Dios puede ser hallado en el corazón del hombre

San Gregorio de Nisa

Homilía 6 sobre las bienaventuranzas

La salud corporal es un bien para el hombre; pero lo que interesa no es saber el porqué de la salud, sino el po­seerla realmente. En efecto, si uno explica los beneficios de la salud, mas luego toma un alimento que produce en su cuerpo humores malignos y enfermedades, ¿de qué le habrá servido aquella explicación, si se ve aquejado por la enfermedad? En este mismo sentido hemos de enten­der las palabras que comentamos, o sea, que el Señor llama dichosos no a los que conocen algo de Dios, sino a los que lo poseen en sí mismos. Dichosos, pues, los limpios de corazón, porque ellos verán a Dios.

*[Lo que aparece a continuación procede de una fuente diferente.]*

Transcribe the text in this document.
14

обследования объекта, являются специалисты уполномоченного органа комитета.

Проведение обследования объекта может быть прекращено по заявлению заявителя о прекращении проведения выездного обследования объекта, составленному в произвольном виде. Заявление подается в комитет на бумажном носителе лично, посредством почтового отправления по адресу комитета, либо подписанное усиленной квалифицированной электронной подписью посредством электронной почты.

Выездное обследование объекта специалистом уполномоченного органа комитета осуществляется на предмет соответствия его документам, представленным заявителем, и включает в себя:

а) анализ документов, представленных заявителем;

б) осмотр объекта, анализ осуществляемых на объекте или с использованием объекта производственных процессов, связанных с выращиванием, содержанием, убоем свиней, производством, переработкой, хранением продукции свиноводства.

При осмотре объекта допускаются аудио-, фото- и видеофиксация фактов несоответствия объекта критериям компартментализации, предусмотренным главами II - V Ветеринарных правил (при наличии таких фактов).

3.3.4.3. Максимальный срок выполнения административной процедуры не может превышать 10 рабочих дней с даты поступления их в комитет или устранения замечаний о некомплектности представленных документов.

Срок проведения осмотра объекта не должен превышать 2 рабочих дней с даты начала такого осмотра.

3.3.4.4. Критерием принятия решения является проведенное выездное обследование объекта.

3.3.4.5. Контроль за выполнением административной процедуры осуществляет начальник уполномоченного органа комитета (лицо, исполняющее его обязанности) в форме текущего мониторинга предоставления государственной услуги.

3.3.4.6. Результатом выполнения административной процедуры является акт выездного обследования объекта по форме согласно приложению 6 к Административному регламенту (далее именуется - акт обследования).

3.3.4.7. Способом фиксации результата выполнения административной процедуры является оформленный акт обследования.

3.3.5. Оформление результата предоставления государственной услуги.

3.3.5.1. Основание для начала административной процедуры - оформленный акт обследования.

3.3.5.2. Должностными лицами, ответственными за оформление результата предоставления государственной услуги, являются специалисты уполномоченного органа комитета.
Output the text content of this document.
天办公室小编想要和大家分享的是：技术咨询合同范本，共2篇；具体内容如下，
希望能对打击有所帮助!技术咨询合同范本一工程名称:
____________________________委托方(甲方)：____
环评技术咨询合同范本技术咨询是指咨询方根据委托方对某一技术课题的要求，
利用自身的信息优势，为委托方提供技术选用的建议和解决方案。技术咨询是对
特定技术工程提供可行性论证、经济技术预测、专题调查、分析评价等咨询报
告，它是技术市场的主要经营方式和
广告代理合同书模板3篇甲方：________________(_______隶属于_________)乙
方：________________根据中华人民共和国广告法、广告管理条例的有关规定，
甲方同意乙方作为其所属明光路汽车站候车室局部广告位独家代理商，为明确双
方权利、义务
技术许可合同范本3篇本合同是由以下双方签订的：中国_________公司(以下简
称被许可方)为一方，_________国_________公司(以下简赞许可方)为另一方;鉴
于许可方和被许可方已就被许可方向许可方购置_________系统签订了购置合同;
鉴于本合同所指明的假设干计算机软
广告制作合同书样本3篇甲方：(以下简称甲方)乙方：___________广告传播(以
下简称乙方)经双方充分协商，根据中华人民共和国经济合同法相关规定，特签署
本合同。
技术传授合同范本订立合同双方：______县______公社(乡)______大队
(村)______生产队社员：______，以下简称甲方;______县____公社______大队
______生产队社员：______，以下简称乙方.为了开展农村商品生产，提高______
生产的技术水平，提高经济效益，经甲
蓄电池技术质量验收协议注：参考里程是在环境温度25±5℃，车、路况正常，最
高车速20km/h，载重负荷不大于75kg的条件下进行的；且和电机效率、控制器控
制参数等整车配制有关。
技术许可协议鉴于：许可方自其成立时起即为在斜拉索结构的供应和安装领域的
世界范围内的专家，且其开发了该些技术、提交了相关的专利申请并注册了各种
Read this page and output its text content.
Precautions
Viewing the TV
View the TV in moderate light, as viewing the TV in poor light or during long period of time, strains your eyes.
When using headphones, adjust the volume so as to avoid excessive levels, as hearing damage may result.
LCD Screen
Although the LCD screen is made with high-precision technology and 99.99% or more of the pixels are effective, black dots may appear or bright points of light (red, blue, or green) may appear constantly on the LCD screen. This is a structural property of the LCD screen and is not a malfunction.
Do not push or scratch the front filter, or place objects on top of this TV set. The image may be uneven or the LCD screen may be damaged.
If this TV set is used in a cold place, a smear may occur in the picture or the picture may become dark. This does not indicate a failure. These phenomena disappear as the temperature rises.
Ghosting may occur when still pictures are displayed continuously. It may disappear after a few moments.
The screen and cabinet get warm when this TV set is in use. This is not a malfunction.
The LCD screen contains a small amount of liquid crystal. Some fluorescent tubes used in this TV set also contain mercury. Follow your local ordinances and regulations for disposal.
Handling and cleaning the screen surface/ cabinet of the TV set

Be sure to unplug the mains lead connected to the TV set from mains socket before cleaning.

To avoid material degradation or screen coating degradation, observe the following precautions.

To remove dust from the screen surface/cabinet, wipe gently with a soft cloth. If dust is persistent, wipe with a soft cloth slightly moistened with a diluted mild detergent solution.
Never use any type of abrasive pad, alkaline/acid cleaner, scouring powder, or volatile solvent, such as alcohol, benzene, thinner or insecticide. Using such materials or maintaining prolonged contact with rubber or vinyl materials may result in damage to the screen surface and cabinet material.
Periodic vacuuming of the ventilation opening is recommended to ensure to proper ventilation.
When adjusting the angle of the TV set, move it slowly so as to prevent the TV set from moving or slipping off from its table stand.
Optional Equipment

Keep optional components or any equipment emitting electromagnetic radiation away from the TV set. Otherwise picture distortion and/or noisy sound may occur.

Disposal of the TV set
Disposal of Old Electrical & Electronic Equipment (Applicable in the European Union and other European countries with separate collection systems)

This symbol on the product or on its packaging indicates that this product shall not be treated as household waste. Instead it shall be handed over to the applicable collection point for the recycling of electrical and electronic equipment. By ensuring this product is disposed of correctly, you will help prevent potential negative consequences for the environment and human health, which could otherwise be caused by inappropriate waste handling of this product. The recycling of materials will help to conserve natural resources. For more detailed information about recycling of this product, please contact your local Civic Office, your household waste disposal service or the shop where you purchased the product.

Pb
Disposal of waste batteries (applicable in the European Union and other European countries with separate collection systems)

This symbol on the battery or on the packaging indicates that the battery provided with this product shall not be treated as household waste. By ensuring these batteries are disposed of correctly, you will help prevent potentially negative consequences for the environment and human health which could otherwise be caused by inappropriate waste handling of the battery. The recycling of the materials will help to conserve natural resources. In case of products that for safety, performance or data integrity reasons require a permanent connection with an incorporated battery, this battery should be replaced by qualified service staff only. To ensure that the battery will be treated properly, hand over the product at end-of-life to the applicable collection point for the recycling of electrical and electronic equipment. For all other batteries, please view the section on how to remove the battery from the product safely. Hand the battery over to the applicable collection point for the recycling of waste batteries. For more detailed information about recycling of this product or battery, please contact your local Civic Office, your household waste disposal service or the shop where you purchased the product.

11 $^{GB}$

 Y no creo que esta manera de ver a Dios, la del que tie­ne el corazón limpio, sea una visión externa, por así de­cirlo, sino que más bien me inclino a creer que lo que nos sugiere la magnificencia de esta afirmación es lo mismo que, de un modo más claro, dice en otra ocasión: El reino de Dios está dentro de vosotros; para enseñarnos que el que tiene el corazón limpio de todo afecto desorde­nado a las criaturas contempla, en su misma belleza in­terna, la imagen de la naturaleza divina.

 Yo diría que esta concisa expresión de aquel que es la Palabra equivale a decir: «Oh vosotros, los hombres en quienes se halla algún deseo de contemplar el bien ver­dadero, cuando oigáis que la majestad divina está eleva­da y ensalzada por encima de los cielos, que su gloria es inexplicable, que su belleza es inefable, que su natu­raleza es incomprensible, no caigáis en la desesperación, pensando que no podéis ver aquello que deseáis».

 Si os esmeráis con una actividad diligente en limpiar vuestro corazón de la suciedad con que lo habéis emba­durnado y ensombrecido, volverá a resplandecer en voso­tros la hermosura divina. Cuando un hierro está ennegrecido, si con un pedernal se le quita la herrumbre, en se­guida vuelve a reflejar los resplandores del sol; de mane­ra semejante, la parte interior del hombre, lo que el Señor llama el corazón, cuando ha sido limpiado de las manchas de herrumbre contraídas por su reprobable abandono, recupera la semejanza con su forma original y primitiva y así, por esta semejanza con la bondad divi­na, se hace él mismo enteramente bueno

 Por tanto, el que se ve a sí mismo ve en sí mismo aque­llo que desea, y de este modo es dichoso el limpio de cora­zón, porque al contemplar su propia limpieza ve, como a través de una imagen, la forma primitiva. Del mismo modo, en efecto, que el que contempla el sol en un espejo, aunque no fije sus ojos en el cielo, ve reflejado el sol en el espejo, no menos que el que lo mira directamente, así también vosotros  –es como si dijera el Señor–, aunque vuestras fuerzas no alcancen a contemplar la luz inacce­sible, Si retornáis a la dignidad y belleza de la imagen que fue creada en vosotros desde el principio, hallaréis aquello que buscáis dentro de vosotros mismos.

 La divinidad es pureza, es carencia de toda inclinación viciosa, es apartamiento de todo mal. Por tanto, si hay en ti estas disposiciones, Dios está en ti. Si tu espíritu pues, está limpio de toda mala inclinación, libre de toda afición desordenada y alejado de todo lo que mancha eres dichoso por la agudeza y claridad de tu mirada, ya que, por tu limpieza de corazón, puedes contemplar lo que escapa a la mirada de los que no tienen esta limpieza, y, habiendo quitado de los ojos de tu alma la niebla que los envolvía, puedes ver claramente, con un corazón sere­no, un bello espectáculo. Resumiremos todo esto dicien­do que la santidad, la pureza, la rectitud son el claro resplandor de la naturaleza divina, por medio del cual vemos a Dios.